Thiazide diuretics. In some cases, your doctor might prescribe these "water pills" to make you pee more often. When your doctor prescribes a diuretic, it's especially important to drink lots of fluids so you don't get dehydrated.
Gastrostomy. Babies and young children may need this procedure to make sure they're getting enough fluids to keep their urine well-diluted and prevent kidney damage. In this operation, a doctor puts a feeding tube into the child's stomach through a small cut in their belly. This allows fluids, formula, or medicine to pass directly into their body.

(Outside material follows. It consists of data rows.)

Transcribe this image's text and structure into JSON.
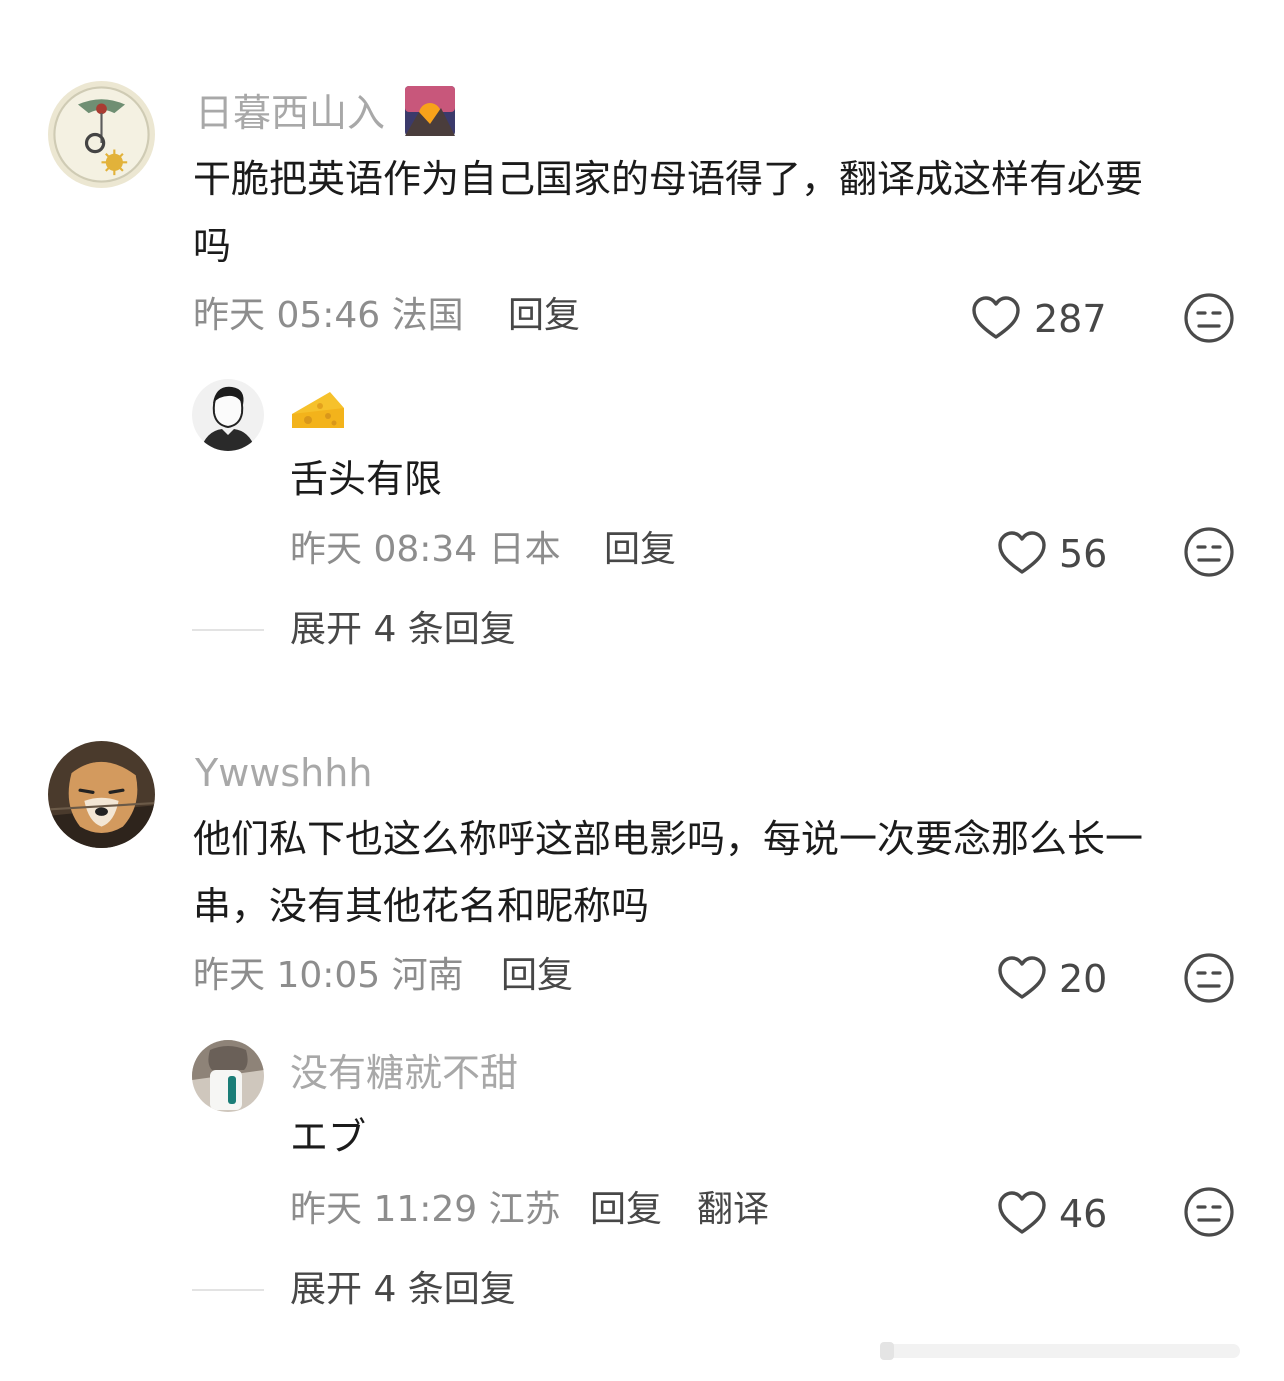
{
  "comments": [
    {
      "user": "日暮西山入",
      "text_line1": "干脆把英语作为自己国家的母语得了，翻译成这样有必要",
      "text_line2": "吗",
      "time": "昨天 05:46 法国",
      "reply_label": "回复",
      "likes": "287",
      "reply": {
        "user": "",
        "text": "舌头有限",
        "time": "昨天 08:34 日本",
        "reply_label": "回复",
        "likes": "56"
      },
      "expand_label": "展开 4 条回复"
    },
    {
      "user": "Ywwshhh",
      "text_line1": "他们私下也这么称呼这部电影吗，每说一次要念那么长一",
      "text_line2": "串，没有其他花名和昵称吗",
      "time": "昨天 10:05 河南",
      "reply_label": "回复",
      "likes": "20",
      "reply": {
        "user": "没有糖就不甜",
        "text": "エブ",
        "time": "昨天 11:29 江苏",
        "reply_label": "回复",
        "translate_label": "翻译",
        "likes": "46"
      },
      "expand_label": "展开 4 条回复"
    }
  ],
  "icons": {
    "like": "heart-outline-icon",
    "dislike": "meh-face-icon",
    "cheese": "cheese-emoji",
    "sunset": "mountain-sunset-emoji"
  },
  "colors": {
    "name": "#a8a8a8",
    "meta": "#8d8d8d",
    "action": "#474747",
    "text": "#1b1b1b"
  }
}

IV fluids. If you have an illness that keeps you from drinking enough liquids, you may need to get fluids through an IV.
Dialysis and Transplants
If these treatments don't stop your condition from getting worse, you might eventually need dialysis or a combined kidney and liver transplant.
Dialysis. When medication and lifestyle changes don't help enough, your kidneys eventually stop working. You may need to get hemodialysis, perhaps for several hours a day. It helps to remove the extra oxalate from your blood, as well as clean the blood and remove fluid like your kidneys would normally do.
This type of dialysis removes more oxalate than peritoneal dialysis, in which a cleansing fluid runs through a tube in your abdomen.
Liver transplant. The only cure for primary hyperoxaluria type 1 is a liver transplant. A transplanted liver from a healthy donor will make the enzymes your body needs to break down oxalate.
Because PH1 often damages the kidneys, too, some people may need both a liver and kidney transplant. These operations can be done at the same time, or you can have a liver transplant followed by a kidney transplant.
A transplant has risks, though:
- Your body might reject the transplanted organ.
- You could get an infection after surgery.
- You could have side effects from the drugs you take to help your body accept the organ.
Your doctor can help you weigh the pros and cons.